Table 2 NV, MSE, ENL and CV of despeckled SAR images
Full size table
Table 3 Summary of some SAR image despeckling methods
Full size table

The NV value of the real speckled SAR image shown in the Fig. 11 is 7.2567. A mask of 25 × 25 is rotated on the image in a non-overlapping fashion, ENL value is calculated for each mask. Later average of all ENL value is evaluated that is equal to 1.8055. Its CV value is 32.6373. Frost et al. [32] and [33] reduces the speckle content from the image but it leads to introduction of impairments specifically more in [33]. Chen and Liu [22] and [76] are more efficient in reducing the speckle noise than the previous works. The texture in the heterogeneous areas is well reserved in the [22] and [76] but fine details are distorted in the [22] and artifacts are seen in the despeckled image of [110]. The smoothness in the homogeneous areas is well maintained in the [22] than [76]. The average difference between despeckled image and real SAR image is maximum in [33] among the [22, 32, 33] and [76]. Guo et al. [39] presents the despeckling results of soft and hard thresholding using DWT. The soft [39] is more efficient than hard [39] in terms of speckle reduction and smoothness in the homogeneous areas while the texture part in the non-uniform regions is well preserved in both the cases. The despeckling results of [81] and [37] are approximately same in terms of all quality factors but the computational cost of [81] is better than the [37].
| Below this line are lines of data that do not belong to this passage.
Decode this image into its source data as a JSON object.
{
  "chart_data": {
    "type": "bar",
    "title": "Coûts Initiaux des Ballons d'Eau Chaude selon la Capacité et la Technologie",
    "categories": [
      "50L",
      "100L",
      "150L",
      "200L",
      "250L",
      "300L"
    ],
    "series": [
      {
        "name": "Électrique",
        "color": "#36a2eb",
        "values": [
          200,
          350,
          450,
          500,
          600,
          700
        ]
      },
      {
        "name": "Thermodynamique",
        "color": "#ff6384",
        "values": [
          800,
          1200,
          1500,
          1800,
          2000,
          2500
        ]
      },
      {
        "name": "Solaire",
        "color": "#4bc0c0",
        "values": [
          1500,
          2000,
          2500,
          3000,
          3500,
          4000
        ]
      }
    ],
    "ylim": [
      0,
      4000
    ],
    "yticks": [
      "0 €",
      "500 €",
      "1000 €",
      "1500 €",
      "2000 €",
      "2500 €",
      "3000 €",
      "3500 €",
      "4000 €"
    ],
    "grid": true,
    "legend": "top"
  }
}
The speckle content observed in the despeckled SAR images in [51, 52, 63, 77, 82, 83, 126] is highly reduced. Out of these, [63] is best in speckle reduction. Even the smoothness in the uniform regions is well maintained in these mentioned works. The average difference between despeckled SAR image and real speckled SAR image is maximum in [52]. The fine details are well preserved in the mentioned works. Out of these, [51] shows the minimum introduction of the artifacts. The computational cost of [52] and [63] are high.

7 Conclusions

The speckle reduction in SAR images is one of the hottest topics in SAR image processing. The SAR images are inherently speckled in nature, but the main reason is constant interaction of the transmitted high-frequency radar waves with target areas. The speckle noise can be reduced or eliminated using suitable despeckling methods. Therefore, despeckling should be implemented to enhance the SAR image quality for more accurate pre-processing. This article discusses some of the most prevalent articles with their advantages and disadvantages. In order to deal with speckle noise, an efficient despeckling process requires a prior information about the noise map, adaptability and pattern distribution. The final objective of SAR image despeckling method is to obtain edge preserved despeckled images with reduced speckle content, smoothness in the homogeneous areas, preserved texture in the heterogeneous areas and no artifacts generation. This paper summarizes the SAR images, noise in SAR image i.e. speckle noise, SAR image despeckling methods. The comparative analysis of some recent methods and also some state-of art methods are analysed with their merits and demerits. This analysis of speckle noise will surely help to the researchers for developing new SAR image despeckling algorithms.